Wind power is growing fast as one of the most promising renewable energy sources that can serve as an alternative to fossil fuel-generated electricity. Traditionally, meteorological models and wind masts have been used to assess the large scale wind resource. However, when the wind turbine generator extracts power from the wind, the wake evolves, leading to a considerable reduction in the efficiency of the gross actual power generation. Furthermore, the wake effect can lead to the increase of turbulence induced fatigue loads and reduce the life time of wind turbine generators.

A pulsed Doppler lidar has been developed and optimized to visualize wind turbine wakes and to characterize the geometry and dynamics of wakes. The pulsed coherent Doppler lidar in this work has, to our knowledge, the highest updating rate of 4 Hz, the shortest physical spatial resolution of 15 m (extendable to 60 m) and the finest 2 D wind grid with resolution of 10 m, which improve its capability to observation in observing the instantaneous turbulent wind field with acceptable measurement accuracy for wind energy industry.
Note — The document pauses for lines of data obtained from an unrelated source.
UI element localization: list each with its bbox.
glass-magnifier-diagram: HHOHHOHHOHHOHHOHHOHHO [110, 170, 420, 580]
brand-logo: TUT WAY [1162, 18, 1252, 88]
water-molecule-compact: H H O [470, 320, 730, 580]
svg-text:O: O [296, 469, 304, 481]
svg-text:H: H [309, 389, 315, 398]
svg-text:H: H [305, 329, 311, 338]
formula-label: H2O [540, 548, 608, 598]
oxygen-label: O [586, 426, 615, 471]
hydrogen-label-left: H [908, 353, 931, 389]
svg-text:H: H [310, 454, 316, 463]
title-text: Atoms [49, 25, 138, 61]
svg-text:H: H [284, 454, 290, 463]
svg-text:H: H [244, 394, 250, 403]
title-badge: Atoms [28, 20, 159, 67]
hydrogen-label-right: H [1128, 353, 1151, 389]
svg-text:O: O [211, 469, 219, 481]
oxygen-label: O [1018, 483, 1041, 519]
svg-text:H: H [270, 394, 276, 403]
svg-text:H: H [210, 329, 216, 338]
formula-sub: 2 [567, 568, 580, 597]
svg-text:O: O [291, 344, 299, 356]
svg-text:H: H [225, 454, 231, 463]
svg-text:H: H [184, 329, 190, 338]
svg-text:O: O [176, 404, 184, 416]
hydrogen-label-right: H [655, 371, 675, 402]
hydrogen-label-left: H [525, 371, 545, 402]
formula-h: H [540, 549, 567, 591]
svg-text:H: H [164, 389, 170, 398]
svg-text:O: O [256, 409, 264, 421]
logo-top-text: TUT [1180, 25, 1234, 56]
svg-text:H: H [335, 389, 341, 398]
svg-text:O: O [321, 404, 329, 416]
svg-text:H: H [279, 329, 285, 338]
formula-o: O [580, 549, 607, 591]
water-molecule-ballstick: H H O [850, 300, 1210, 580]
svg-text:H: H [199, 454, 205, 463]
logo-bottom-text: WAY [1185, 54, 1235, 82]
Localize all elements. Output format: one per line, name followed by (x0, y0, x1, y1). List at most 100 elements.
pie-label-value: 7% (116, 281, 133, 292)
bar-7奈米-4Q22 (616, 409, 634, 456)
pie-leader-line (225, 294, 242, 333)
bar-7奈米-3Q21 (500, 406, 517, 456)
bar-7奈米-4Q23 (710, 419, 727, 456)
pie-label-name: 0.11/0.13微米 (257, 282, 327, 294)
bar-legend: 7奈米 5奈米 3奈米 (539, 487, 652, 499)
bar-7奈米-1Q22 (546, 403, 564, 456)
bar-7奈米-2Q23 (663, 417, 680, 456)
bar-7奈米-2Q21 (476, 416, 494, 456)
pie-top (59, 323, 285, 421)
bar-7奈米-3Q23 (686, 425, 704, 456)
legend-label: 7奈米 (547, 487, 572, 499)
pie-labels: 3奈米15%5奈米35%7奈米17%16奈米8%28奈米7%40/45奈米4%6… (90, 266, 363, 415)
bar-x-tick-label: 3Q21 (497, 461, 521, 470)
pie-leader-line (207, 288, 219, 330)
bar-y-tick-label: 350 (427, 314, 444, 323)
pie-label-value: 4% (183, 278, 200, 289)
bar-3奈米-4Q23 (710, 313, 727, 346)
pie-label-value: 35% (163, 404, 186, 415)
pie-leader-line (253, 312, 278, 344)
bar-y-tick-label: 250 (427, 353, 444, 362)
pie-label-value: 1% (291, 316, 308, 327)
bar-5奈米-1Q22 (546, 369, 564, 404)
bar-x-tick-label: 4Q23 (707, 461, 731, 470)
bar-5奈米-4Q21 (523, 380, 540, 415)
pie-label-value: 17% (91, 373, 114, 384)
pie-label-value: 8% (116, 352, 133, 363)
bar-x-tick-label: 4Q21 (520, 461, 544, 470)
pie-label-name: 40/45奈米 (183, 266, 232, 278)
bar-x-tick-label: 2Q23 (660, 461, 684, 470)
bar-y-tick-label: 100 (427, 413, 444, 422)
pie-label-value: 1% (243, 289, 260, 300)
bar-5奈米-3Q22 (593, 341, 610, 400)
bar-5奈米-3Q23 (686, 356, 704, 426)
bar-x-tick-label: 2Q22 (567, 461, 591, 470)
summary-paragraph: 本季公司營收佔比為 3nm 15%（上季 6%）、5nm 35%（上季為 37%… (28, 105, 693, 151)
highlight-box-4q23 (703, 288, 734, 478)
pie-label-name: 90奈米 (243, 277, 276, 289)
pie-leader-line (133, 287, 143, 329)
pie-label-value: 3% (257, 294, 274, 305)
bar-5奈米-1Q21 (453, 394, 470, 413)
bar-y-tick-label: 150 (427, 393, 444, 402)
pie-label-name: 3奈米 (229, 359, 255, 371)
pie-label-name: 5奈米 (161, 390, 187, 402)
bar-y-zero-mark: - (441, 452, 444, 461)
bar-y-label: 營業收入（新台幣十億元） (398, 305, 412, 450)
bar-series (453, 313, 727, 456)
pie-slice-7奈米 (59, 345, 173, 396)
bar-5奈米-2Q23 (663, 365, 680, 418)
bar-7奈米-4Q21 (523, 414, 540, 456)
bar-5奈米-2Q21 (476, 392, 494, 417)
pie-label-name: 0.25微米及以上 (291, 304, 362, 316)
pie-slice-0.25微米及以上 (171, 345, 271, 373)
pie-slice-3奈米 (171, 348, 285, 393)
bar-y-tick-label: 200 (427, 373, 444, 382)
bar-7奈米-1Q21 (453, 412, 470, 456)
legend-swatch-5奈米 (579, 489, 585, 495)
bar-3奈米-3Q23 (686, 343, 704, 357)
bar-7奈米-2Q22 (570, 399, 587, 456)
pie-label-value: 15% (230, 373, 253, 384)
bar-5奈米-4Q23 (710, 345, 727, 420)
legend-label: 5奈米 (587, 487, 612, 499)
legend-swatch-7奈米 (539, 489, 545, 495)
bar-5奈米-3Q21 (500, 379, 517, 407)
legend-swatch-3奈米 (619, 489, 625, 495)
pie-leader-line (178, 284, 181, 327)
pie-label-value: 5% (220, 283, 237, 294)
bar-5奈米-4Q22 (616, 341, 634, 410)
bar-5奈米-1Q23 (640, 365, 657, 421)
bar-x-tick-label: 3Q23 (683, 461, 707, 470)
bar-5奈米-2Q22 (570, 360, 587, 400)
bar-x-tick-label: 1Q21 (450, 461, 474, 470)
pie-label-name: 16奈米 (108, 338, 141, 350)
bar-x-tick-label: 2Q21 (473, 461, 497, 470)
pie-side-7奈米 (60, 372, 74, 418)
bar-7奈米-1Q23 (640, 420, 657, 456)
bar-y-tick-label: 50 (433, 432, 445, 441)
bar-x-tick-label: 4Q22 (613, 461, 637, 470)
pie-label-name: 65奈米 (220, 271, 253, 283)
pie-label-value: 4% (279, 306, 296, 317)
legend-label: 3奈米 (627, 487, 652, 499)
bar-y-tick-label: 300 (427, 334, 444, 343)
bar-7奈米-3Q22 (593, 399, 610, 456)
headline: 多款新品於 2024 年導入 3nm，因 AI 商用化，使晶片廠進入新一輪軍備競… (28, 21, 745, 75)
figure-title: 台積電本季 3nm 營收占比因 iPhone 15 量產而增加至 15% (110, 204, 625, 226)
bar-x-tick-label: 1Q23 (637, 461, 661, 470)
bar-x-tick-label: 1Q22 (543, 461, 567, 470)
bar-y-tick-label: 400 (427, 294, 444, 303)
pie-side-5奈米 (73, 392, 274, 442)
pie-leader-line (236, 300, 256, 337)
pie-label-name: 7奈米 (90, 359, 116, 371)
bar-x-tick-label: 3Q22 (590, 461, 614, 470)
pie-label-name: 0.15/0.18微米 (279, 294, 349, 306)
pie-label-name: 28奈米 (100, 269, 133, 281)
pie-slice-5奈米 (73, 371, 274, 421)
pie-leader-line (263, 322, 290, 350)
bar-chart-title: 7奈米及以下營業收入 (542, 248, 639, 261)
The wind speed estimation method from arc scan technique was evaluated by the comparison with the wind mast measurements. By utilizing the lidar technique, we performed four field experiments with different topographies and surface roughness to study the turbulent wind field in the vicinity of operating wind turbine generators in the onshore and offshore wind parks from 2013 to 2015. The LOS velocity measurements by a single lidar and the wind vector field by the Dual-Doppler-Lidar technique are proved to be effective for homogeneous wind field and turbulent wind field respectively. The turbine wake was revealed by PPI, RHI and CAPPI scanning techniques, main features revealed including: wind velocity deficit along the longitudinal dimension, wake dimension, turbulence energy dissipation rate and turbulence intensity and their impacts on turbine wake length.

The paper shows that the pulsed coherent Doppler lidar with high accuracy is a practical tool for wind energy research and a powerful technique for the wind energy industry, especially in the offshore and complex terrain wind farms. The subsequent significance is to improve the power output efficiency of the wind turbines and reduce dissipation. Currently, studies on the lateral structure function of a turbulence wind field and wind veer in the plane of turbine disk are underway in order to evaluate the gross power output of wind parks and to further investigate the abnormal vibration of turbine generators operating in a high turbulent wind condition.